Pour la livre sterling, les semaines à venir seront marquées non pas par un, mais par deux facteurs décisifs : la décision de la Banque d’Angleterre concernant les taux d’intérêt et la politique du Premier ministre Keir Starmer à l’égard de l’Europe.
Quiconque possède un compte d'épargne sait combien il est satisfaisant de trouver une banque où le taux d'intérêt est supérieur d'à peine un quart de point de pourcentage. Les grandes institutions financières appliquent une stratégie similaire, à une échelle légèrement supérieure. Si les taux d'intérêt sont plus élevés et augmentent plus rapidement dans un pays que dans un autre, cela peut engendrer d'importants flux de capitaux. Actuellement, le Royaume-Uni bénéficie d'un léger avantage sur le reste de l'Europe continentale à cet égard. La Banque d'Angleterre (BoE) maintient un taux directeur de 3,75 %, tandis que le taux de dépôt de la Banque centrale européenne (BCE) s'établit à 2,0 %. Cet écart de taux d'intérêt explique en grande partie l'appréciation de la livre sterling face à l'euro ces douze et vingt-quatre derniers mois.
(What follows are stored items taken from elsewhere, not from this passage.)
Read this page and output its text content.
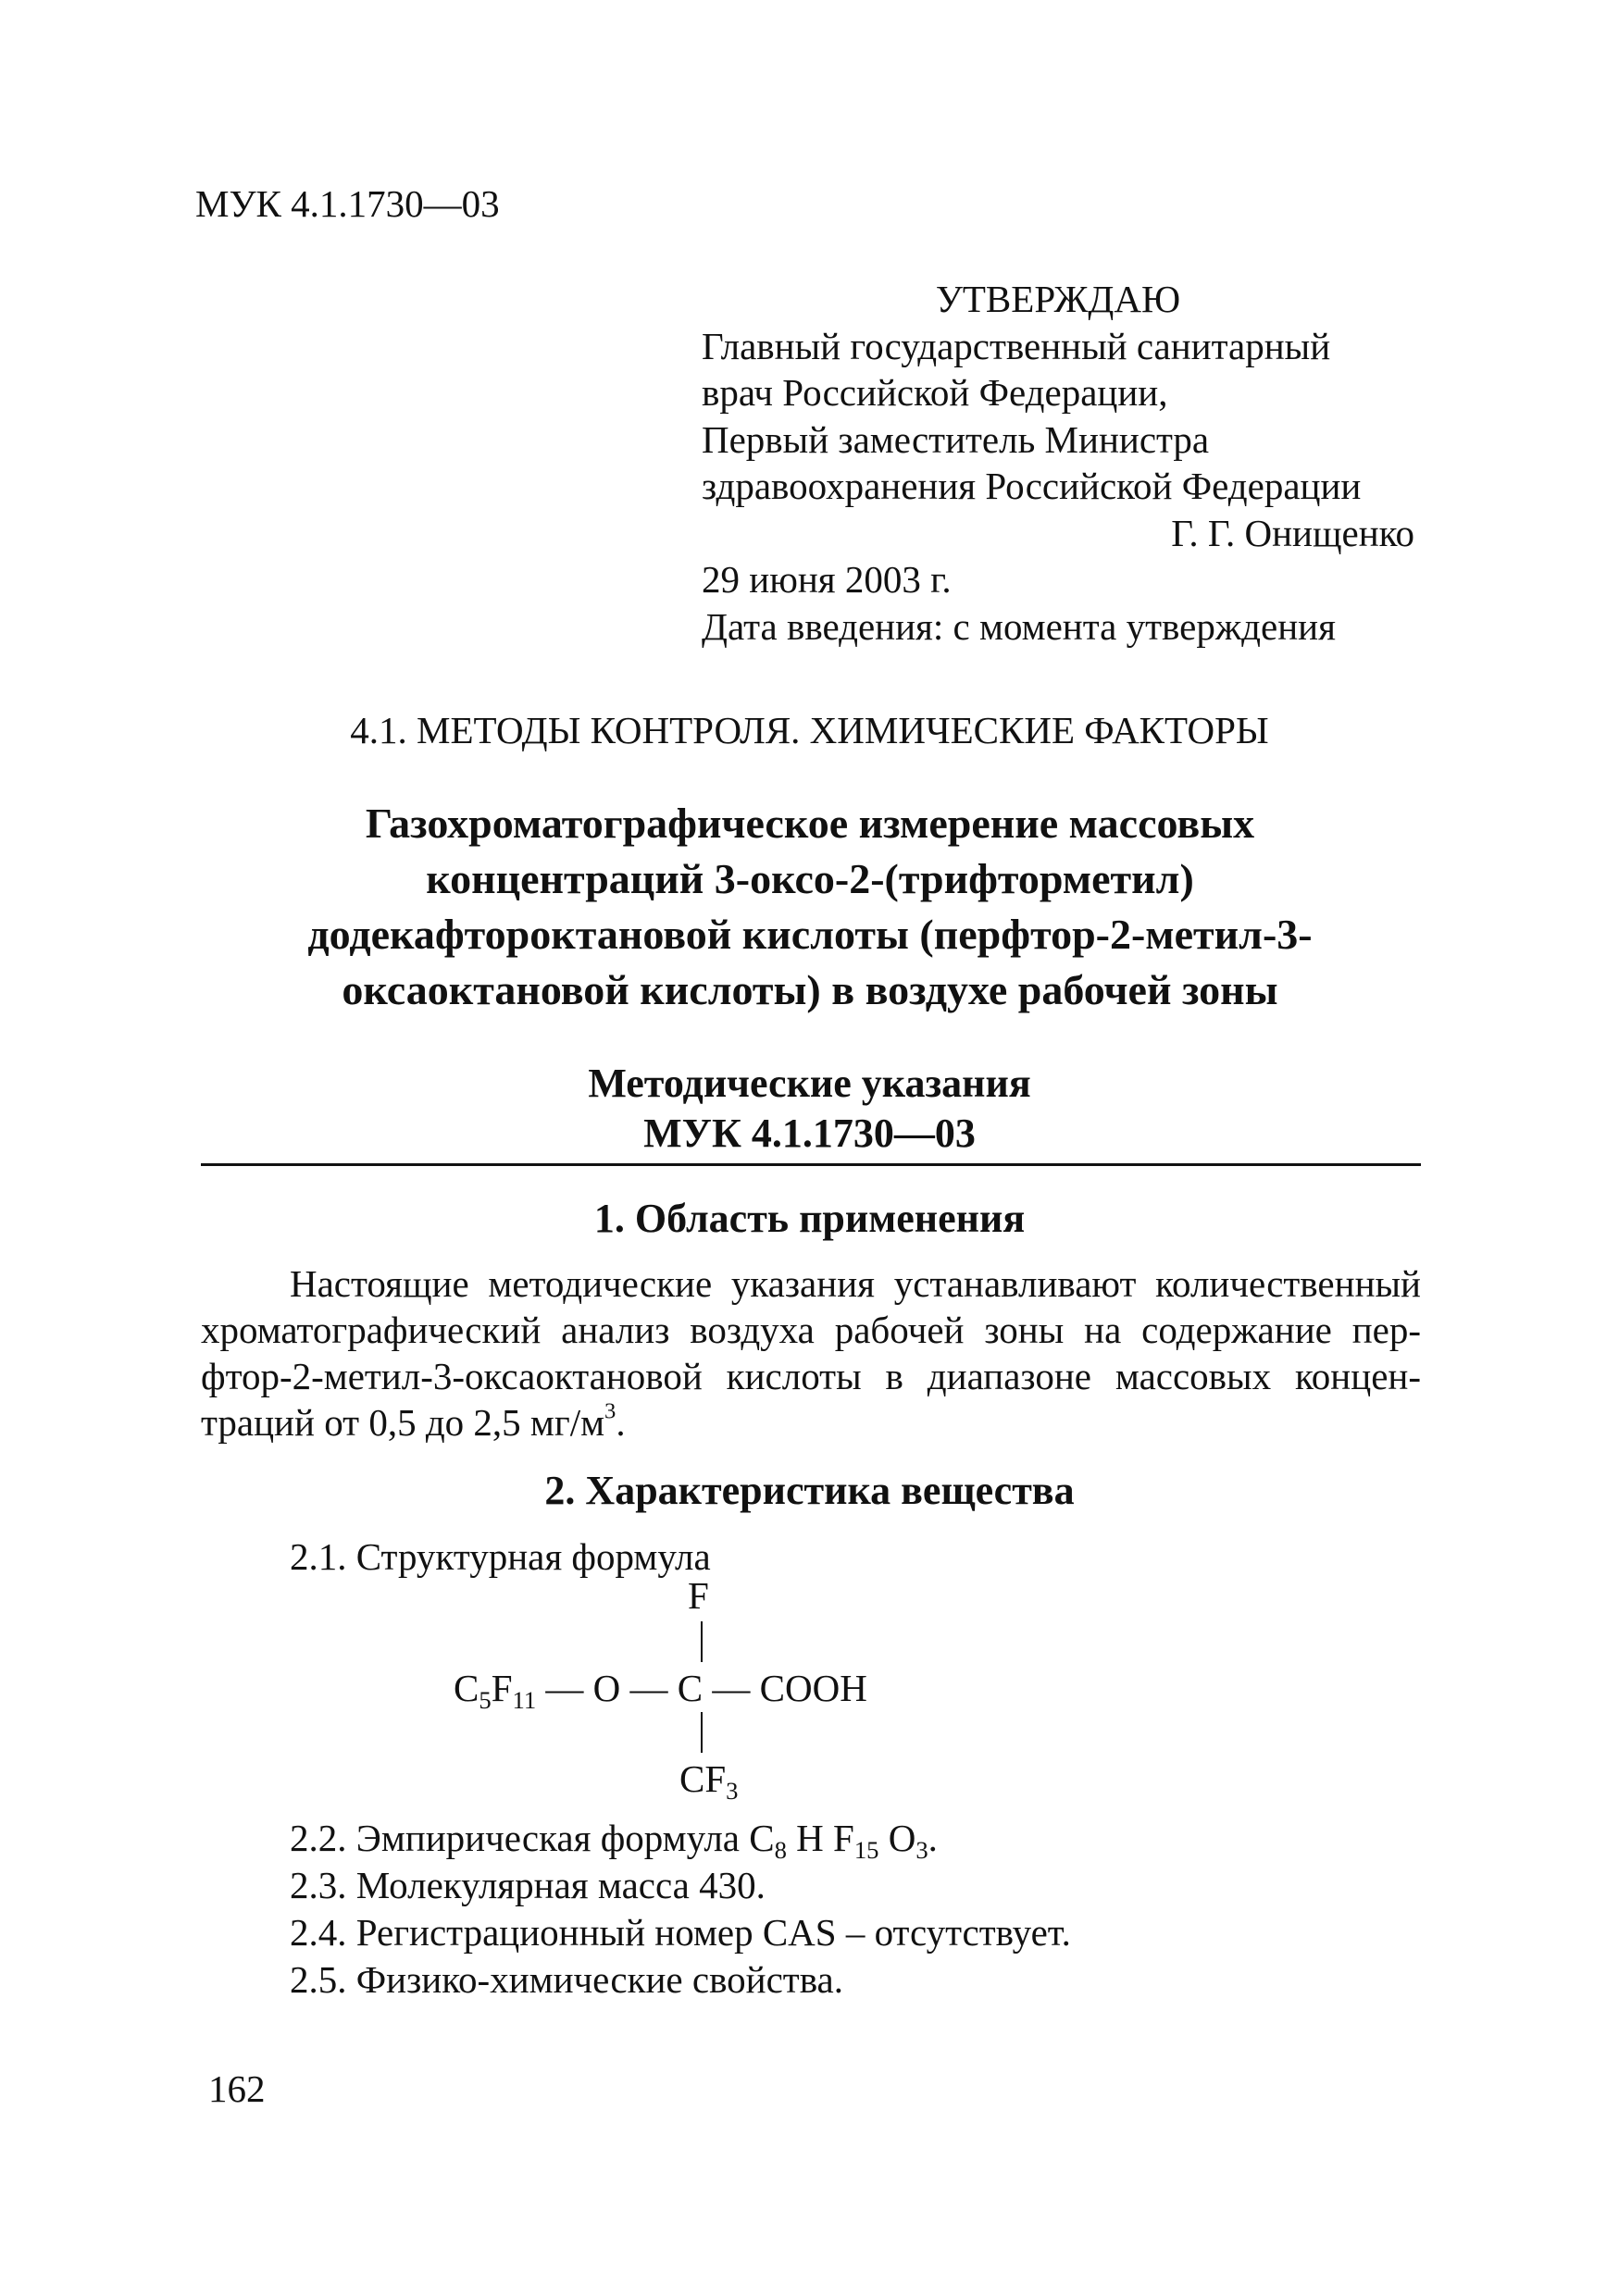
МУК 4.1.1730—03
УТВЕРЖДАЮ
Главный государственный санитарный
врач Российской Федерации,
Первый заместитель Министра
здравоохранения Российской Федерации
Г. Г. Онищенко
29 июня 2003 г.
Дата введения: с момента утверждения
4.1. МЕТОДЫ КОНТРОЛЯ. ХИМИЧЕСКИЕ ФАКТОРЫ
Газохроматографическое измерение массовых
концентраций 3-оксо-2-(трифторметил)
додекафтороктановой кислоты (перфтор-2-метил-3-
оксаоктановой кислоты) в воздухе рабочей зоны
Методические указания
МУК 4.1.1730—03
1. Область применения
Настоящие методические указания устанавливают количественный хроматографический анализ воздуха рабочей зоны на содержание пер-фтор-2-метил-3-оксаоктановой кислоты в диапазоне массовых концен-траций от 0,5 до 2,5 $мг/м^3$.
2. Характеристика вещества
2.1. Структурная формула
F
$C_5F_{11}$ — O — C — COOH
$CF_3$
2.2. Эмпирическая формула $C_8$ H $F_{15}$ $O_3$.
2.3. Молекулярная масса 430.
2.4. Регистрационный номер CAS – отсутствует.
2.5. Физико-химические свойства.
162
Pourquoi la livre sterling est-elle devenue légèrement plus chère ?
Jeudi prochain, nous aurons un aperçu de l'évolution de cet écart et de son impact sur l'évolution des taux d'intérêt. Le Conseil des gouverneurs de la Banque d'Angleterre se réunira alors pour décider de leur modification. Il serait par ailleurs très inhabituel de toucher aux taux d'intérêt. D'une part, l'inflation dépasse d'au moins un point de pourcentage l'objectif officiel de 2 % depuis près d'un an. D'autre part, la forte hausse des prix de l'énergie, due à la guerre en Iran, alimente encore davantage cette inflation. En théorie, une hausse des taux d'intérêt serait donc logique. Cependant, une telle hausse freinerait non seulement l'inflation, mais aussi la croissance économique. En effet, emprunter deviendrait plus coûteux pour les entreprises et les consommateurs, ce qui entraînerait un léger recul de la consommation et de l'investissement.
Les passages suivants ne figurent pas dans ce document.